The simplicity of the lighting was of a similar nature to that of the band: four guitars, vocals and drums. Lee explained that it was the simplicity of the elements that he was responding to. I found it amazing how the seemingly simple, once one scratches the surface, fast becomes quite complex. Musically this is what Sonic Youth has done for years, taken a rather simple conventional structure and turned it into something amazingly dynamic and sophisticated. Well beyond what is often found in guitar based music.
Sophistication it seems does not derive from complexity. In fact it often arises out of simplicity. This is the essence of minimalism. Minimalism is not about eschewing elements for the sake of fewer things alone. Rather it is a matter of clearing out the noise to provide a clearer and cleaner signal.

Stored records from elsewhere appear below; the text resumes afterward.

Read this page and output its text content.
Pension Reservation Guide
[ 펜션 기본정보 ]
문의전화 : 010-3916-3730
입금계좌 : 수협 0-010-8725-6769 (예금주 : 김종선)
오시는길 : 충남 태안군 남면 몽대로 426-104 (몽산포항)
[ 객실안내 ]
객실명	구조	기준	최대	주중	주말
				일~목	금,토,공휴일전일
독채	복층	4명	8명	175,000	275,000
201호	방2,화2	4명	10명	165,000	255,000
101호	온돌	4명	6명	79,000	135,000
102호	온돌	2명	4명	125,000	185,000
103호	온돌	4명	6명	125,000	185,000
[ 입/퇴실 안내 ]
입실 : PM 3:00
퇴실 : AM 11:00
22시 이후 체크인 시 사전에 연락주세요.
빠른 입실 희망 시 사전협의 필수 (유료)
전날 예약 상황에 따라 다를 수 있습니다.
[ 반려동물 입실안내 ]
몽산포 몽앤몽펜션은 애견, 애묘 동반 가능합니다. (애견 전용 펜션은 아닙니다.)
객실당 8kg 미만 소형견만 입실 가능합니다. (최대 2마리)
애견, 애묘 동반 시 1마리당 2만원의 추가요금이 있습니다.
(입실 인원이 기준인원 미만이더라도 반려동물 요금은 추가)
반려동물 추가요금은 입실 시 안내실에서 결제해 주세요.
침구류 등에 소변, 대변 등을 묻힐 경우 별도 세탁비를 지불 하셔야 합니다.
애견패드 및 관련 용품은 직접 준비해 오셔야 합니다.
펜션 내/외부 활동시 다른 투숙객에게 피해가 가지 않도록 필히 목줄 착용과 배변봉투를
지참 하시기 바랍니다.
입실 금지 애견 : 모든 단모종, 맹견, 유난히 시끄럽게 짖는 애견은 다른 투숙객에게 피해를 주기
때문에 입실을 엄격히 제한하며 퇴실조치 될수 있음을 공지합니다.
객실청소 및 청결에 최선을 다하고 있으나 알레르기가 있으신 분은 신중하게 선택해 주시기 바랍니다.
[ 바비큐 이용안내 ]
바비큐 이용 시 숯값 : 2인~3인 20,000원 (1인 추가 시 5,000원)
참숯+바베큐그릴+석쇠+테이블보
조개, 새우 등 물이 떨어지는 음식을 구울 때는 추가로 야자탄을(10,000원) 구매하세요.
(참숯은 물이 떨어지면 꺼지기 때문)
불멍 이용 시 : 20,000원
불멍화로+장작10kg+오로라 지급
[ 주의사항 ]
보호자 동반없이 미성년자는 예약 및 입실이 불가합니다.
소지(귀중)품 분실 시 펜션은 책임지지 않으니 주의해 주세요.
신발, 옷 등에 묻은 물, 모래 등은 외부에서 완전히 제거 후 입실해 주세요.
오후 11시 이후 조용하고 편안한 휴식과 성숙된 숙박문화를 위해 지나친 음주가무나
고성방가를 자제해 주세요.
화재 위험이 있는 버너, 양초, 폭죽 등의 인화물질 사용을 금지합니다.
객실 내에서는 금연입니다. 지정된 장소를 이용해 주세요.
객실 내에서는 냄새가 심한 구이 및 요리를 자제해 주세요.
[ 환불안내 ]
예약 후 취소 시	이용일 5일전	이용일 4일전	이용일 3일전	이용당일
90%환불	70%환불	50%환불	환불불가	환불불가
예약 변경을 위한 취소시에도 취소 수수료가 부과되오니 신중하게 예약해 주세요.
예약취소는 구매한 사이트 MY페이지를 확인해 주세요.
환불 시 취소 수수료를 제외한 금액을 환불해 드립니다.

Utilizing a few simple elements in profound and complex ways often displays a deeper understanding of the material than a solution that constantly cries out for more. Being comfortable with the material and one’s tools to the point that you can step back and allow the performance to emerge on its own terms takes a great degree of skill.
I am writing this from a window seat on an airplane flying west. Below me are clouds bathed in the warm glow of the slow setting sun. Perhaps as far an image, some might say, from the aesthetics of a rock show. And yet, the visual sophistication created with a single lighting source mirrors in some way the minimalist roots of post-punk Rock and Roll.